Twilight, the light diffused over the sky from sunset to darkness and from darkness to sunrise. Twilight occurs when upper portions of the atmosphere are in full sunlight, while for an observer on the earth's surface the sun is below the horizon. Twilight is produced by sunlight that is scattered by airborne dust particles and by the air itself. The twilight-producing atmosphere extends up to about 50 miles (80 km). Above that altitude, there is too little dust and air to scatter the sunlight and provide indirect illumination to the earth below.

There are several limits between twilight and night, each limit indicating a different stage of darkness. The limit of civil twilight occurs when the sun is 6 below the horizon; the limit of nautical twilight occurs when the sun is 12 below the horizon; and the limit of astronomical twilight occurs when the sun is 18 below the horizon. At the limit of civil twilight, some artificial illumination is needed for most kinds of outdoor activities. At the limit of nautical twilight, the horizon at sea becomes indistinct, and a marine sextant can no longer be used. At the limit of astronomical twilight, there is no solar illumination at all.

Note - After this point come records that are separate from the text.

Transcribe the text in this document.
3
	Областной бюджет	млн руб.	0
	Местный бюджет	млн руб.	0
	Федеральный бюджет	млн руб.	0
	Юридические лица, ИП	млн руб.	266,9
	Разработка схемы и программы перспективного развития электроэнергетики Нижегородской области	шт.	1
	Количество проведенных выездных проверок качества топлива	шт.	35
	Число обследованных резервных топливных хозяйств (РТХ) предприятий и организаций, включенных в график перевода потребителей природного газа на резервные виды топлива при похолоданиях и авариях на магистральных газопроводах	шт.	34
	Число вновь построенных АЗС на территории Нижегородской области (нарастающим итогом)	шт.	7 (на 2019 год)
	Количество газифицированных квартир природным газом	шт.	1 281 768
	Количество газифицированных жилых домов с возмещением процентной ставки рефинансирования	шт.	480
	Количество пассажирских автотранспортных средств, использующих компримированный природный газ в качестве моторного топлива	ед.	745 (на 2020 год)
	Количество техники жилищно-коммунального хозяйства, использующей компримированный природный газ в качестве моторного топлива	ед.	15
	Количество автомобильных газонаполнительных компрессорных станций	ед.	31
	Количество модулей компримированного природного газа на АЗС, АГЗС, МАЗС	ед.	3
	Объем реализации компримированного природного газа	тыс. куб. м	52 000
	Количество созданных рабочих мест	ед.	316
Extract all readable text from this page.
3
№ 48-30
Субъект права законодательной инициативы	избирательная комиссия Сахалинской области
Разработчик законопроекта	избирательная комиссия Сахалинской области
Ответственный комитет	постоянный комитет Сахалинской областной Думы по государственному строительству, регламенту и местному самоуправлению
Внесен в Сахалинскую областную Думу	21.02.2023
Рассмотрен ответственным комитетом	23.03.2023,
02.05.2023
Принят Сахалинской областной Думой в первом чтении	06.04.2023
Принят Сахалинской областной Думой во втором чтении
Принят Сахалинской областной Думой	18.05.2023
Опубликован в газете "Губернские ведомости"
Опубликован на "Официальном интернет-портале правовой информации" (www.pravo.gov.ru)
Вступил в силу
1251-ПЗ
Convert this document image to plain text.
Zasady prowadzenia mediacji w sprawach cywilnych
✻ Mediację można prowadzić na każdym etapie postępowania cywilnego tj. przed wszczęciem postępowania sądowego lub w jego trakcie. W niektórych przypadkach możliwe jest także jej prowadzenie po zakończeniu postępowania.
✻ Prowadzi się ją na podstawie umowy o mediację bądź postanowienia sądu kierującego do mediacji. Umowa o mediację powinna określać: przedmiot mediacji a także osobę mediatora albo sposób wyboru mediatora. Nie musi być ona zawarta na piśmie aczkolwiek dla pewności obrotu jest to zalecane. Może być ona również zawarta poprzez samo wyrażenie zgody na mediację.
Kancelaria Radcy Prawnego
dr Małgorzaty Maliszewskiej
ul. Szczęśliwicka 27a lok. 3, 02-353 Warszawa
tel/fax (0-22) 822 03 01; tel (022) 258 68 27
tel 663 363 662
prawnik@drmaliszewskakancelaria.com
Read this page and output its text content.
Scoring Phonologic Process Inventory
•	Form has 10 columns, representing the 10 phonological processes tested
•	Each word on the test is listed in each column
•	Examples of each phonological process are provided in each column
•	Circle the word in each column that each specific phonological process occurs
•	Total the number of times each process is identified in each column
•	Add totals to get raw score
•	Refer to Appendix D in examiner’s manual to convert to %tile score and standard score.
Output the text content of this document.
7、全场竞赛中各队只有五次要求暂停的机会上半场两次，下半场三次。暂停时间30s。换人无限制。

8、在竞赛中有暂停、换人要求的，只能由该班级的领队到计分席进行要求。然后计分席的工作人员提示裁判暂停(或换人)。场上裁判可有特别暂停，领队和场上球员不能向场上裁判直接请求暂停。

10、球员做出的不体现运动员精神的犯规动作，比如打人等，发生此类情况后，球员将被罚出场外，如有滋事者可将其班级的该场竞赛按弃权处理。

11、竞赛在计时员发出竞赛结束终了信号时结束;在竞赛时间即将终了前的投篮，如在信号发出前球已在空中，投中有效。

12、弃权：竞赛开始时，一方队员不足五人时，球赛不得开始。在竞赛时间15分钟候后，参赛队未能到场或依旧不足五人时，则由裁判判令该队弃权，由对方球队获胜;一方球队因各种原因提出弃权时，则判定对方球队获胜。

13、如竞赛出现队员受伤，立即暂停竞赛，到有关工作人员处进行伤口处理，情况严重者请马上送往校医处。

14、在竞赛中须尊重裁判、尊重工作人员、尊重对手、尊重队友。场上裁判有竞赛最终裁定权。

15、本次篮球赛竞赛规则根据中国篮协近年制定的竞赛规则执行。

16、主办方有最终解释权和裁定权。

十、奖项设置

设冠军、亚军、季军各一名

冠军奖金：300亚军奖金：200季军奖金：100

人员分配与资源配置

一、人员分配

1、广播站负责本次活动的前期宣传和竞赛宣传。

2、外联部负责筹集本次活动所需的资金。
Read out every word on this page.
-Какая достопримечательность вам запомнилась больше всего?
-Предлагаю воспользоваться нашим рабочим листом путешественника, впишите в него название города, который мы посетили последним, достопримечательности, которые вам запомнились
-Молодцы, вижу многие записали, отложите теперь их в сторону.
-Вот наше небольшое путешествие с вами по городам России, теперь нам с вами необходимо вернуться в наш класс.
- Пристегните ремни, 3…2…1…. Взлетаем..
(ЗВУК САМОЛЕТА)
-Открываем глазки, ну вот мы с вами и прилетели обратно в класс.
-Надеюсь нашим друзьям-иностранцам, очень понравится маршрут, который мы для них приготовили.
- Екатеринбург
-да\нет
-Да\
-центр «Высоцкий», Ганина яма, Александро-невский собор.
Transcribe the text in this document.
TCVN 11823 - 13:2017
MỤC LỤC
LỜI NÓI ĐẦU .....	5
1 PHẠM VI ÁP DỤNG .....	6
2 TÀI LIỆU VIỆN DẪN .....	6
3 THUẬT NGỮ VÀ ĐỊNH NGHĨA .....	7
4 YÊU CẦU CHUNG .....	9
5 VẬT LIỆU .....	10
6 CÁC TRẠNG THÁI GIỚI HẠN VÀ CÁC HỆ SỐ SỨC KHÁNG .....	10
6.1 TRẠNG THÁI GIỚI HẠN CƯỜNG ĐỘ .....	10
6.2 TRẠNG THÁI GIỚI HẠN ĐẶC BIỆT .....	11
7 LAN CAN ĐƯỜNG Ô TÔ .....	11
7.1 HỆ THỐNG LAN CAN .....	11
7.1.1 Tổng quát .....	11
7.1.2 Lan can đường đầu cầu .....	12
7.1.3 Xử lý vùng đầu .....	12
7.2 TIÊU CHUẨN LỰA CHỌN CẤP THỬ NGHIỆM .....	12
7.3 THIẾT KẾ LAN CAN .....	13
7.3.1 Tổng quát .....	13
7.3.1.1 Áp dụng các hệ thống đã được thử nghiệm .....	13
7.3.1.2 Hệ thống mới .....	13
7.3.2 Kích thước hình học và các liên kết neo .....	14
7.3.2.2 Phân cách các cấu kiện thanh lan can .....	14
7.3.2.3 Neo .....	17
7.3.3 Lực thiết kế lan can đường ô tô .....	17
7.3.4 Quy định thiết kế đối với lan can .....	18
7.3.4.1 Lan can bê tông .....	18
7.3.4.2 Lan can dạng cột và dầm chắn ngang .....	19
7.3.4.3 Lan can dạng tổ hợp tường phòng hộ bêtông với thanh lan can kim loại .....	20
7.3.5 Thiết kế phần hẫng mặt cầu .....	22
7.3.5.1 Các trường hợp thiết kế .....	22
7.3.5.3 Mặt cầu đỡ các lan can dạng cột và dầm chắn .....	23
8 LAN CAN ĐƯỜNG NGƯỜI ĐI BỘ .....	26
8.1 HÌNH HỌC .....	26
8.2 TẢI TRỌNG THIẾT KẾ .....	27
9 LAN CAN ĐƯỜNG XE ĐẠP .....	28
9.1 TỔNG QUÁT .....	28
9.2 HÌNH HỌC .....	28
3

The duration of twilight varies with latitude and with the season because it depends on the sun's angle of motion across the horizon at sunset and sunrise. The shortest twilight, 1 hour and 10 minutes (astronomical twilight), occurs at the Equator, where the sun rises and sets at right angles to the horizon throughout the year. The longest twilight occurs at the poles; it lasts for about six weeks before the annual sunrise and after the annual sunset.